Era un tipo menudo, de unos cincuenta años, pelo gris, tripudo, con una boca como de niño. Desde la época en que andaba llamando a las puertas le llamaban El Llorón. Llegaba a la puerta de algún desgraciado hijoputa o le iba a ver a su trabajo, y se ponía a gritar y suplicar de tal modo, que se le podía oír en el pueblo de al lado.

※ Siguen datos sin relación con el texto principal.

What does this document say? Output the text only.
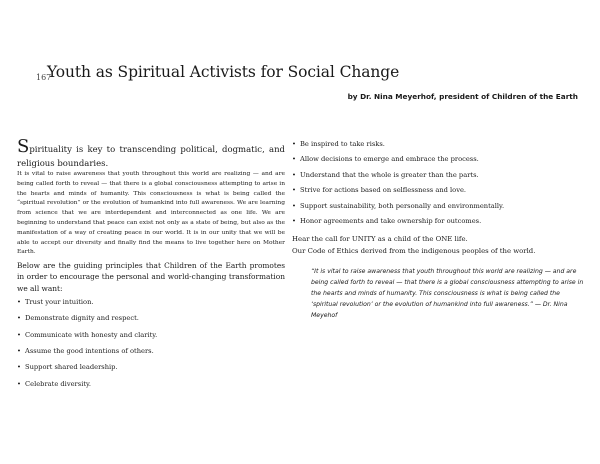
167
Youth as Spiritual Activists for Social Change

by Dr. Nina Meyerhof, president of Children of the Earth

Spirituality is key to transcending political, dogmatic, and

religious boundaries.

It is vital to raise awareness that youth throughout this world are realizing — and are being called forth to reveal — that there is a global consciousness attempting to arise in the hearts and minds of humanity. This consciousness is what is being called the “spiritual revolution” or the evolution of humankind into full awareness. We are learning from science that we are interdependent and interconnected as one life. We are beginning to understand that peace can exist not only as a state of being, but also as the manifestation of a way of creating peace in our world. It is in our unity that we will be able to accept our diversity and finally find the means to live together here on Mother Earth.

Below are the guiding principles that Children of the Earth promotes in order to encourage the personal and world-changing transformation we all want:

• Trust your intuition.
• Demonstrate dignity and respect.
• Communicate with honesty and clarity.
• Assume the good intentions of others.
• Support shared leadership.
• Celebrate diversity.
• Be inspired to take risks.
• Allow decisions to emerge and embrace the process.
• Understand that the whole is greater than the parts.
• Strive for actions based on selflessness and love.
• Support sustainability, both personally and environmentally.
• Honor agreements and take ownership for outcomes.

Hear the call for UNITY as a child of the ONE life.

Our Code of Ethics derived from the indigenous peoples of the world.

“It is vital to raise awareness that youth throughout this world are realizing — and are being called forth to reveal — that there is a global consciousness attempting to arise in the hearts and minds of humanity. This consciousness is what is being called the ‘spiritual revolution’ or the evolution of humankind into full awareness.” — Dr. Nina Meyehof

Hablaba como un marica y, aunque parecía que tartamudeaba, no llegaba a hacerlo del todo. Terminó las comprobaciones y me sonrió. Se quitó las gafas, las limpió cuidadosamente y se las volvió a poner.

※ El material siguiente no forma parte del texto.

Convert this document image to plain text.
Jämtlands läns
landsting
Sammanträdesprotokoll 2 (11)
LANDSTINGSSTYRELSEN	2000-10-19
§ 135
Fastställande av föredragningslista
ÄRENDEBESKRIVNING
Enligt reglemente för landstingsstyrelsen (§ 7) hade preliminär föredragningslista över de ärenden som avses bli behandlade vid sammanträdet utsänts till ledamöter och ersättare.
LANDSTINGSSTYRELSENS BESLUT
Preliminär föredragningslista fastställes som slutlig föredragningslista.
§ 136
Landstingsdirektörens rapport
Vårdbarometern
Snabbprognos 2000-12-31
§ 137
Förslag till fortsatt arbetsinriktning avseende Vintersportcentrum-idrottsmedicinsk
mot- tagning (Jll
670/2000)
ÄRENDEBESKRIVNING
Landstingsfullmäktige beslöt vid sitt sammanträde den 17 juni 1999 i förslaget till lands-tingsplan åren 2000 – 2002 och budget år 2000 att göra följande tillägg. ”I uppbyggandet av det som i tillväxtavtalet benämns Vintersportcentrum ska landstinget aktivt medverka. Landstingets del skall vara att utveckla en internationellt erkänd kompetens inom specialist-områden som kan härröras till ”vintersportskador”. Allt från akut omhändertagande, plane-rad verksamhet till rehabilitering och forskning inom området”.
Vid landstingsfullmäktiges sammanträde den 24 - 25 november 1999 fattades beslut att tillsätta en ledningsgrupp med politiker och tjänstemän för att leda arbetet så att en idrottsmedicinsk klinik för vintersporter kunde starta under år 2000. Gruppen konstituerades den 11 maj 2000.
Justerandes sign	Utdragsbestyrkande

—Frank —dijo—. Estoy muy disgustado contigo. Muy disgustado.

—¿No me diga? ¿Qué es lo que pasa ahora?

—Demasiadas torpezas, Frank. Una ineptitud absoluta. En mis tiempos hacíamos las cosas mejor. ¿Por qué no robas algo de las ganancias? Si fueras más listo podrías llevar años haciéndolo.

Movió la cabeza tristemente con pinta de ir a echarse a llorar.

Hice esfuerzos por reír.

—¿Robar? ¿De qué coño me habla, Staples?

—¡Por favor, Frank! —alzó una mano—. Estás haciendo que resulte todavía más penoso. El jefe de Pete Hendrickson me llamó ayer; bueno, en realidad su ex jefe. Al parecer no le gustó demasiado el modo en que obraste y se vio obligado a participármelo.

—¿Y qué? —dije.

—Frank…

—Muy bien —dije—. Cogí treinta y ocho dólares prestados. Se los devolveré cuando termine la semana.

—Ya entiendo. ¿Y qué pasa con lo demás?

—¿Lo demás? —dije—. ¿Qué trata de decir?

—Sólo he tenido tiempo de verificar algunos de tus contratos, Frank, pero ya he encontrado una docena de desfalcos. Será mejor que me digas a cuánto asciende el total, pues de todos modos lo voy a descubrir.

—No lo pude evitar —dije—. Fue la lluvia. En cuanto mejore el tiempo, y si usted me da unas pocas semanas…

—¿Cuánto dinero es, Frank?

—Lo tengo todo anotado —saqué mi cuaderno y se lo enseñé—. Como puede ver, pensaba devolvérselo. Coño, si no pensara pagárselo no lo habría anotado.

—Claro, claro —frunció la boca—. Sí, creo que lo ibas a hacer. Así que son trescientos cuarenta y cinco dólares, ¿eh? ¿Por qué no resolvemos la cosa en seguida?

—Le daré un cheque —dije—. Por el amor de Dios, Staples, si tuviera dinero no habría hecho esto.

—Eso parece, claro. ¿Qué le parece su coche?

—Hable con la financiera.

—¿Y los muebles?

—Alquilé la casa amueblada. Como le decía…

—Ya veo —dijo Staples—. La cosa está bastante mal, ¿no te parece? La empresa no suele ser vengativa en estos casos, pero… Supongo que estarás al tanto de las leyes de este Estado, ¿no? Cualquier estafa de más de cincuenta dólares se considera delito mayor.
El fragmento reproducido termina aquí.